いつか満月の夜に桜を見よう! 家族の約束は生きる希望となる
監督:滝田洋二郎
舞台演出:ケラリーノ・サンドロヴィッチ
配給:東映
公開: 3月10日(土)より全国ロードショー
公式サイト:http://www.kitanosakuramori.jp
【ストーリー】
1945年春、南樺太では江連てつ(吉永小百合)が育て上げた桜の花が咲き、束の間の平和を彩っていた。しかし8月、樺太にソ連軍が侵入。出兵する夫(阿部寛)を残し、てつは2人の息子を連れて網走へ避難した。それから30年近い年月が経過。てつの次男修二郎(堺雅人)は米国で事業を成功させ、社長として帰国する。修二郎は、網走で一人暮らしをする老いたてつに驚き自宅に呼び寄せる。が、てつの様子は少しおかしい。てつを病院へ連れて行った修二郎は、「思い出したくない記憶を閉じ込めているのではないか」と医師に言われて戸惑う。修二郎とてつには辛い思い出があった。やがて、2人で過去を辿る旅に出るが、途中でてつが消息を絶ってしまう。
【みどころ】
吉永の120本目の映画出演作。吉永が以前出演した『北の零年』『北のカナリアたち』に続く“北の三部作”の最終章である。夫との約束を守ろうとする「てつ」に、運命が与えるのは過酷な試練。辛い過去によって「てつ」は、幸福にはなれないと自分を制するようになる。口数少なく控えめだが、心の奥にある信念を貫こうとする「てつ」は、吉永の当たり役だろう。吉永の実年齢を感じさせない美しさと、女性にも好かれそうな可愛らしさには驚かされる。新たなサユリストの誕生も間違いない。
注目すべきは構成と音楽だ。ケラリーノ・サンドロヴィッチによって、途中に組み込まれた舞台演劇のような構成は斬新である。
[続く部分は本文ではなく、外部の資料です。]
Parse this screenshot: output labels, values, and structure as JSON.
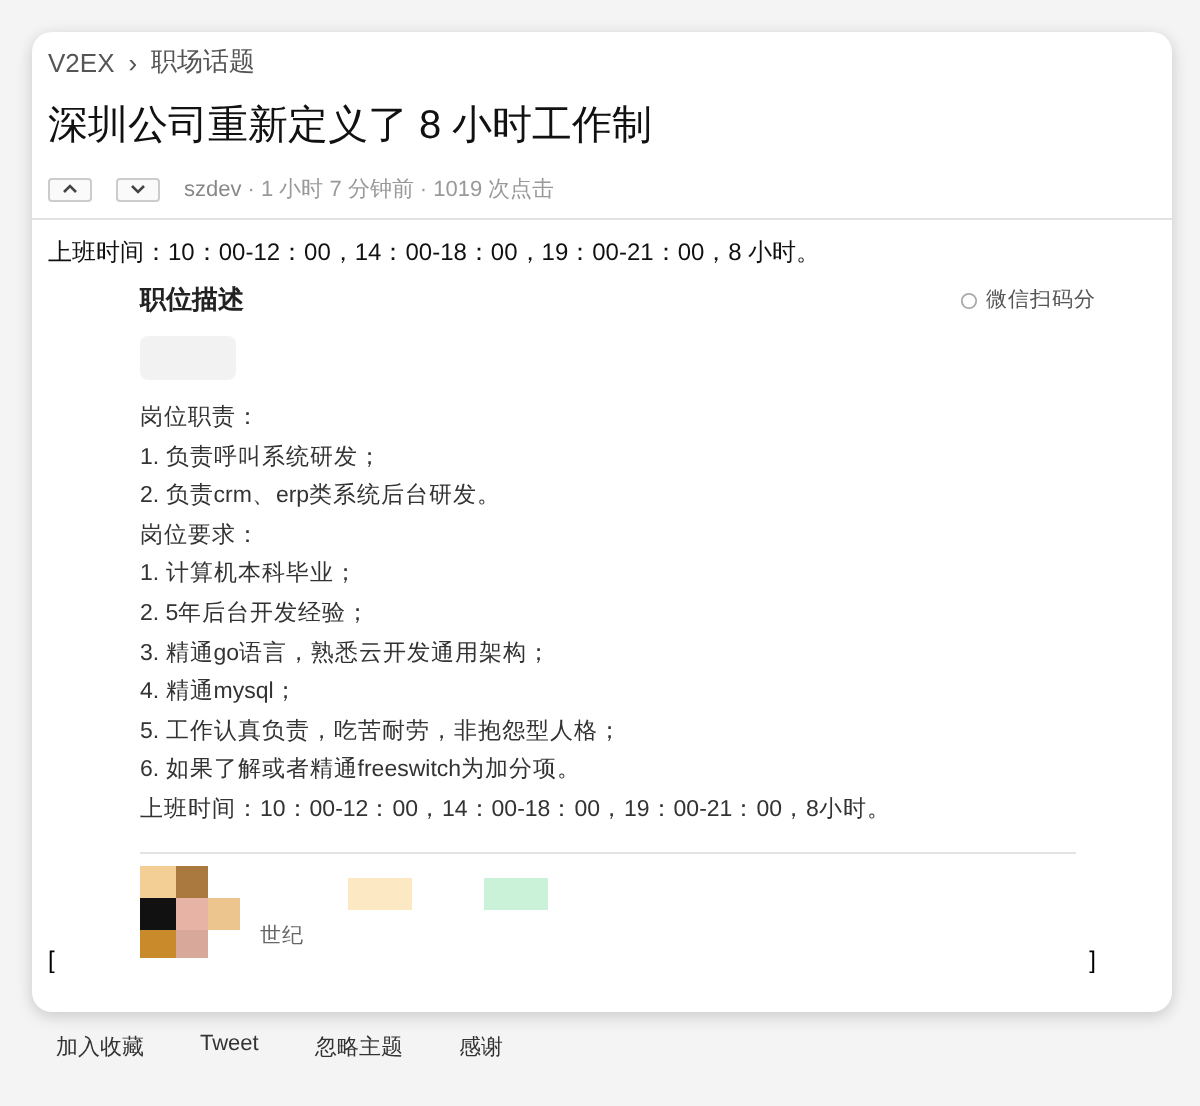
{
  "breadcrumb": {
    "site": "V2EX",
    "separator": "›",
    "node": "职场话题"
  },
  "title": "深圳公司重新定义了 8 小时工作制",
  "meta": {
    "author": "szdev",
    "info": "· 1 小时 7 分钟前 · 1019 次点击"
  },
  "body": "上班时间：10：00-12：00，14：00-18：00，19：00-21：00，8 小时。",
  "image": {
    "heading": "职位描述",
    "share": "微信扫码分",
    "lines": [
      "岗位职责：",
      "1. 负责呼叫系统研发；",
      "2. 负责crm、erp类系统后台研发。",
      "岗位要求：",
      "1. 计算机本科毕业；",
      "2. 5年后台开发经验；",
      "3. 精通go语言，熟悉云开发通用架构；",
      "4. 精通mysql；",
      "5. 工作认真负责，吃苦耐劳，非抱怨型人格；",
      "6. 如果了解或者精通freeswitch为加分项。",
      "上班时间：10：00-12：00，14：00-18：00，19：00-21：00，8小时。"
    ],
    "caption": "世纪"
  },
  "brackets": [
    "[",
    "]"
  ],
  "footer_links": [
    "加入收藏",
    "Tweet",
    "忽略主题",
    "感谢"
  ]
}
主題歌は小椋佳作詞作曲の『花、闌の時』で、これがとても良い。「桜は満月の夜に開花する。満月の夜に4人で桜を見よう」。夫との約束は「てつ」の生きる希望であった。北の大地で咲く桜に将来を託す江連家の約束は、満天の桜の下での奇跡の大団円へと繋がる。そこへ流れるこの主題歌。音楽が奏でる美しい桜のイメージが、「てつ」の直向さとマッチして心を揺さぶる。親子の愛情や家族の繋がりがテーマだが、桜への愛着や憧れも感じられるラストシーンが印象深い。